Wednesday, March 7, 2012

Trying on a New Skin: Bugbears and Rhinox

What is reskinning?  Simply put it is when you take one creature and describe it differently.  You leave the stats the same, so you can run it them same if you wish, but with the creature looking completely different you have a completely new creature.
Bugbears resemble hairy, feral goblins standing seven feet tall. They take their name from their noses and claws, which are similar to those of bears. Their claws are not long and sharp enough to be used as weapons, so bugbears often armor and arm themselves with a variety of purloined gear. Most often, this gear is second-rate and in poor repair.
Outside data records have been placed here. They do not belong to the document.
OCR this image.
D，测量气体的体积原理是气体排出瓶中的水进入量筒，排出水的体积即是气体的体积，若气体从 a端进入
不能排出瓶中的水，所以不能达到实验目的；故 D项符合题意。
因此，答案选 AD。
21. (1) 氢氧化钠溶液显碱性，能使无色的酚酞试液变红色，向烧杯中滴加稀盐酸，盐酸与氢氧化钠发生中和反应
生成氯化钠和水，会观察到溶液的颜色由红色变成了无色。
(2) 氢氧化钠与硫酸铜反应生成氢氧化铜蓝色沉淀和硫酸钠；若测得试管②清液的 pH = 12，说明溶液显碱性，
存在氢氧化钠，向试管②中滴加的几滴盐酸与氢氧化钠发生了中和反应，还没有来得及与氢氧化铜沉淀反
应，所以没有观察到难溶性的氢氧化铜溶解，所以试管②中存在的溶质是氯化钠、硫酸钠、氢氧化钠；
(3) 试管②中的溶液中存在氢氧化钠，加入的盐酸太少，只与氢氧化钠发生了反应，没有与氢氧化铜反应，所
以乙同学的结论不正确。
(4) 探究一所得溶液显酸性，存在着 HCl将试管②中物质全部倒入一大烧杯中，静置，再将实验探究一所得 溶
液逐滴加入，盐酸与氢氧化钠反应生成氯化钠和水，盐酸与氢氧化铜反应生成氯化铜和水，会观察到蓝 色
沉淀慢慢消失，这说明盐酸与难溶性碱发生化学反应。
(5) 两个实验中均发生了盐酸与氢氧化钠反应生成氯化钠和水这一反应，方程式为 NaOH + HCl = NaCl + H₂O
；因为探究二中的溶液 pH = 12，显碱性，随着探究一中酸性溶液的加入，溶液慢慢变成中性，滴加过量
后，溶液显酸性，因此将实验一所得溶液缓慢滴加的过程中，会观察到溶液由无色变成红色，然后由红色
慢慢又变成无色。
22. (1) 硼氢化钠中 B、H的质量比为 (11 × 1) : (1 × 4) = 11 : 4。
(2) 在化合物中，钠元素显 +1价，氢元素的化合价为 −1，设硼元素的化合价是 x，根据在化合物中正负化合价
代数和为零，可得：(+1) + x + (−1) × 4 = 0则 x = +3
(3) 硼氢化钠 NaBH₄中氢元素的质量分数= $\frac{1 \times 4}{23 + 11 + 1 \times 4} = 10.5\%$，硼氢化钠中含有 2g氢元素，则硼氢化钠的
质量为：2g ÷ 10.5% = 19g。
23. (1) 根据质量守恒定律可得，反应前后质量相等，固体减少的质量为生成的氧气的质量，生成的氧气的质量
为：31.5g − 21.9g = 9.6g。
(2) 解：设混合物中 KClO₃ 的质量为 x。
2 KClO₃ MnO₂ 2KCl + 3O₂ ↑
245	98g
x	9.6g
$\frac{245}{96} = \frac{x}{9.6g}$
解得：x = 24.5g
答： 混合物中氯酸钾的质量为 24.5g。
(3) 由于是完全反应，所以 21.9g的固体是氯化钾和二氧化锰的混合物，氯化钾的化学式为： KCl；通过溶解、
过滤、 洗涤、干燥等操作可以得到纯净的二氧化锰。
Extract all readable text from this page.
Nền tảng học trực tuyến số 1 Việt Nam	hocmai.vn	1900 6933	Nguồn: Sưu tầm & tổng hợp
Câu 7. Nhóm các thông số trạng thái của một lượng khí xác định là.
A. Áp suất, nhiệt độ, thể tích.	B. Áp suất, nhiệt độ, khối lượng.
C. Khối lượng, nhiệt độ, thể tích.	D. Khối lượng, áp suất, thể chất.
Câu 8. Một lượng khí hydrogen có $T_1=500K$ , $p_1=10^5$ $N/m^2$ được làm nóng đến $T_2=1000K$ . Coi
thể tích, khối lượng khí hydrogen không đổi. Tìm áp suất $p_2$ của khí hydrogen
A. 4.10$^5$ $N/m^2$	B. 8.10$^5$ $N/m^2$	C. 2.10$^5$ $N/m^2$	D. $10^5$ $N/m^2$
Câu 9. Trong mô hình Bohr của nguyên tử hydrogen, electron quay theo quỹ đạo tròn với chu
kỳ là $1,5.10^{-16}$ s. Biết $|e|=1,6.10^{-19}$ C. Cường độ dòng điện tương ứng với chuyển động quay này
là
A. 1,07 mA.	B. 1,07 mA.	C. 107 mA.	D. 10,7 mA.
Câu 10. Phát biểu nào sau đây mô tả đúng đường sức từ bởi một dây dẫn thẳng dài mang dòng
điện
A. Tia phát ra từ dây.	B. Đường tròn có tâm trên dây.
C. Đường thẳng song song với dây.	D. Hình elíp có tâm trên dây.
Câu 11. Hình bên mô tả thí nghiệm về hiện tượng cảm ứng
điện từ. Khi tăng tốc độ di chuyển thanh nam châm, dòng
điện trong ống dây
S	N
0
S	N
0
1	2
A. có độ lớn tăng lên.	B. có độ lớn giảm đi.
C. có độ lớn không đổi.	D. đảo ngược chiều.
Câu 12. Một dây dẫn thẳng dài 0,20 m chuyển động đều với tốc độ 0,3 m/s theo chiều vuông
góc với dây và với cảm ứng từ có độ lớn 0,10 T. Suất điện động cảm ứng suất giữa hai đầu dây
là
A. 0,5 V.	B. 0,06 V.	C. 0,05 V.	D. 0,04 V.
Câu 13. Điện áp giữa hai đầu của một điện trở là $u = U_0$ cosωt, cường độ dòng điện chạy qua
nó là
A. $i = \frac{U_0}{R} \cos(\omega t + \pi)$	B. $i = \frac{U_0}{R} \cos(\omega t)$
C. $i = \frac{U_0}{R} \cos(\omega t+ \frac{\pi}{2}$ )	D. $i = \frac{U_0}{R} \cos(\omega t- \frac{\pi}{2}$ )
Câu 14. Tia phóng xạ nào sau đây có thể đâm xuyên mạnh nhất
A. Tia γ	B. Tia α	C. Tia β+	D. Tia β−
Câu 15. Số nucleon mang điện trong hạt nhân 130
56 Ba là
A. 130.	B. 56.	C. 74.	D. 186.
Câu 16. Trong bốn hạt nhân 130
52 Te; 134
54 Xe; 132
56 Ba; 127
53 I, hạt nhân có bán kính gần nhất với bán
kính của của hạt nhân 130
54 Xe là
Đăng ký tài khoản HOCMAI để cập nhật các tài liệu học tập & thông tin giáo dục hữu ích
Bugbear eyes are greenish white with red pupils, and their wedge-shaped ears rise from the tops of their heads. Most bugbears have hides ranging from light yellow to yellow brown and their thick, coarse hair ranges from brown to brick red.

Rhinox are large humanoid creatures who bear two horns on their sloped skulls. These horns however are not on either side of the head but in the center of their snouts.  Their horns are kept a brilliant ivory white and are a great source of pride for the male Rhinox. 

These fearsome creatures are stocky and are covered in a thick grey hide that provides the Rhinox with a natural sort of armor.  While very intimidating these creatures are very stoic. It takes a lot to anger a Rhinox, but once they are angry they are a very dangerous foe.  Those their legs are short and stocky for their size, they are very fast and even unarmed the Rhinox can use their horns for a powerful gore attack that can fell the sturdiest opponent.

While using the same stats of the Bugbear but describing it as above you create a brand new creature, and possibly a brand new race for your game world.  You can also use the morning star stats that a typical Bugbear has (from 3.5) and use those stats for both their weapons and their gore attack.  

If you have any suggestions for future Skin jobs, please leave them in the comments. 

1 comment:

  1. I used to do this all the time when I ran D&D. It's an amazingly simple, completely flavorful way to keep your players curious about the game-world by tossing their expectations out the window.